In December 2007, the New Zealand Conservation Authority decided not to approve an amendment to the Mount Aspiring National Park Management Plan that would have allowed the tunnel to be built in the Mount Aspiring National Park. The plan amendment had been supported by the Otago Conservation Board and the Director-General of Conservation.

The Royal Forest and Bird Protection Society of New Zealand said that the proposal is inconsistent with the National Parks Act, the Conservation Act, and the Fiordland and Mt Aspiring National Park Plans and that it is also inconsistent with the General Policy for National Parks.

In January 2012, Minister of Conservation Kate Wilkinson gave notice of her intention to grant a concession for the Milford Dart proposal, subject to public submissions and hearings.

Southland District Council Mayor Frana Cardno submitted that the Department of Conservation's support of the proposal was inconsistent with the values of World Heritage status associated with Fiordland National Park.

In mid 2013, the application for consent for the tunnel was rejected by the Minister for the Environment, for three reasons - the need to dispose of half a million of tonnes of tunnel spoil, the impacts of new roads and tunnel portals on the park and the Routeburn Track, and due to the works being inconsistent with the national park management plan. The minister also noted doubts about the economic viability of the $170 million project.

===Sky Trail Milford (rejected by NZ government 2004)===

A third option, previously proposed around 2001, would have created a gondola route between the Caples Valley and the Hollyford Valley. The proposal was a cooperation between Skyline Enterprises of Queenstown and Rotorua, and the Ngāi Tahu iwi, and was to cost around NZ$100–110 million. With 12.6 km length, the Skytrail would have become the longest such ride in the Southern Hemisphere, and was intended to transport 900 passengers per hour. With a duration of 35 minutes for a one-way trip, the gondola was to reduce the 12-hour round trip by about 3 hours.

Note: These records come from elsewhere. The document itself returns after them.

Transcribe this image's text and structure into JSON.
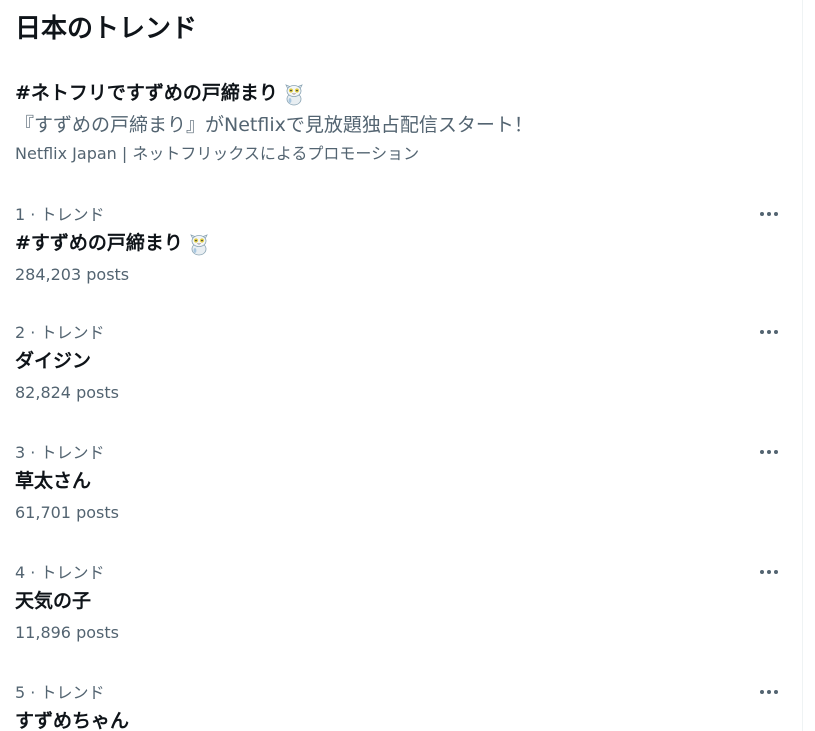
{
  "header": {
    "title": "日本のトレンド"
  },
  "promo": {
    "title": "#ネトフリですずめの戸締まり",
    "description": "『すずめの戸締まり』がNetflixで見放題独占配信スタート！",
    "promoted_by": "Netflix Japan | ネットフリックスによるプロモーション",
    "emoji_icon": "cat-daijin-icon"
  },
  "trends": [
    {
      "meta": "1 · トレンド",
      "name": "#すずめの戸締まり",
      "count": "284,203 posts",
      "emoji_icon": "cat-daijin-icon"
    },
    {
      "meta": "2 · トレンド",
      "name": "ダイジン",
      "count": "82,824 posts"
    },
    {
      "meta": "3 · トレンド",
      "name": "草太さん",
      "count": "61,701 posts"
    },
    {
      "meta": "4 · トレンド",
      "name": "天気の子",
      "count": "11,896 posts"
    },
    {
      "meta": "5 · トレンド",
      "name": "すずめちゃん",
      "count": ""
    }
  ],
  "icons": {
    "more": "more-options-icon"
  },
  "colors": {
    "primary_text": "#0f1419",
    "secondary_text": "#536471",
    "divider": "#eff3f4"
  }
}
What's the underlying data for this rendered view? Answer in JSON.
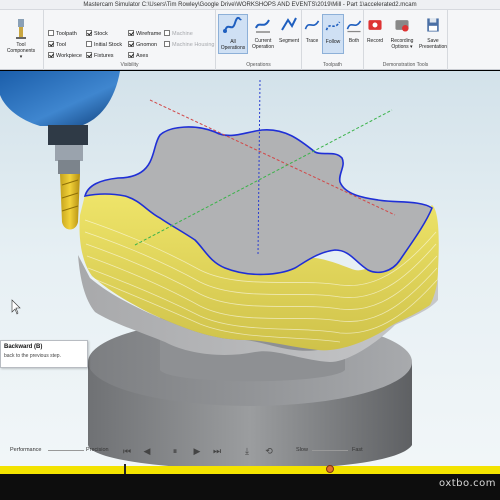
{
  "window": {
    "title": "Mastercam Simulator  C:\\Users\\Tim Rowley\\Google Drive\\WORKSHOPS AND EVENTS\\2019\\Mill - Part 1\\accelerated2.mcam"
  },
  "ribbon": {
    "tool_components": "Tool\nComponents ▾",
    "visibility": {
      "label": "Visibility",
      "checks": [
        {
          "label": "Toolpath",
          "checked": false,
          "disabled": false
        },
        {
          "label": "Tool",
          "checked": true,
          "disabled": false
        },
        {
          "label": "Workpiece",
          "checked": true,
          "disabled": false
        },
        {
          "label": "Stock",
          "checked": true,
          "disabled": false
        },
        {
          "label": "Initial Stock",
          "checked": false,
          "disabled": false
        },
        {
          "label": "Fixtures",
          "checked": true,
          "disabled": false
        },
        {
          "label": "Wireframe",
          "checked": true,
          "disabled": false
        },
        {
          "label": "Gnomon",
          "checked": true,
          "disabled": false
        },
        {
          "label": "Axes",
          "checked": true,
          "disabled": false
        },
        {
          "label": "Machine",
          "checked": false,
          "disabled": true
        },
        {
          "label": "Machine Housing",
          "checked": false,
          "disabled": true
        }
      ]
    },
    "operations": {
      "label": "Operations",
      "buttons": [
        {
          "label": "All\nOperations",
          "active": true
        },
        {
          "label": "Current\nOperation",
          "active": false
        },
        {
          "label": "Segment",
          "active": false
        }
      ]
    },
    "toolpath": {
      "label": "Toolpath",
      "buttons": [
        {
          "label": "Trace",
          "active": false
        },
        {
          "label": "Follow",
          "active": true
        },
        {
          "label": "Both",
          "active": false
        }
      ]
    },
    "demo_tools": {
      "label": "Demonstration Tools",
      "buttons": [
        {
          "label": "Record",
          "active": false
        },
        {
          "label": "Recording\nOptions ▾",
          "active": false
        },
        {
          "label": "Save\nPresentation",
          "active": false
        }
      ]
    }
  },
  "tooltip": {
    "title": "Backward (B)",
    "description": "back to the previous step."
  },
  "playback": {
    "performance": "Performance",
    "precision": "Precision",
    "slow": "Slow",
    "fast": "Fast"
  },
  "watermark": "oxtbo.com",
  "colors": {
    "stock_yellow": "#e6dc5a",
    "stock_gray": "#b9b9b9",
    "toolpath_blue": "#1f2fd6",
    "timeline_yellow": "#f3e300",
    "active_blue": "#cfe0f4"
  },
  "icons": [
    "tool-components-icon",
    "all-operations-icon",
    "current-operation-icon",
    "segment-icon",
    "trace-icon",
    "follow-icon",
    "both-icon",
    "record-icon",
    "recording-options-icon",
    "save-presentation-icon",
    "play-icon",
    "step-back-icon",
    "step-forward-icon"
  ]
}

The project was shelved after the Department of Conservation refused permission based on its expected impact on the pristine wilderness it was to cross. Critics such as Forest and Bird Society had, amongst other reasons, protested against the destruction of beech forest for 85 towers and 2 transfer stations, bus traffic on previously less used roads, and the despoiling of natural landscapes by gondola traffic. There was also some concern about the location of the Skytrail in an area of strong seismic and wind activity.

===Other options===
Further options considered at some stage in the recent decade included a new one-way route (Queenstown-Milford Sound) via Glenorchy (northwest of Queenstown) and through a tunnel in the Darran Mountains (reducing the one-way trip to the Sound from five hours to two hours). The scheme had some similarities to the 'Milford Dart' scheme, but apparently did not go forward apparently due to the high difficulties faced with building new infrastructure in the two national parks.

==Other constraints==

Milford Sound is at risk of significant major landslide events, which in a worst case scenario could lead to the deaths of about 750 visitors in one event. This is a significant societal risk. Individual risk has been estimated for a visitor on 2019 modelling as 6.8 × 10^{−7}, which is less than 1 in a million, and two orders of magnitude less than the now known risk of visiting Whakaari / White Island, an active volcano, as a tourist. However the societal risk is higher than the level determined to be significant in New Zealand after the 2019 Whakaari / White Island eruption because Milford Sound is a much more popular tourist destination. A decision on whether or not to accept the societal risk and its consequences of this expected disaster has been identified as the responsibility of the government of New Zealand, and has yet to be made in the context of existing transport infrastructure or any proposals to enhance them.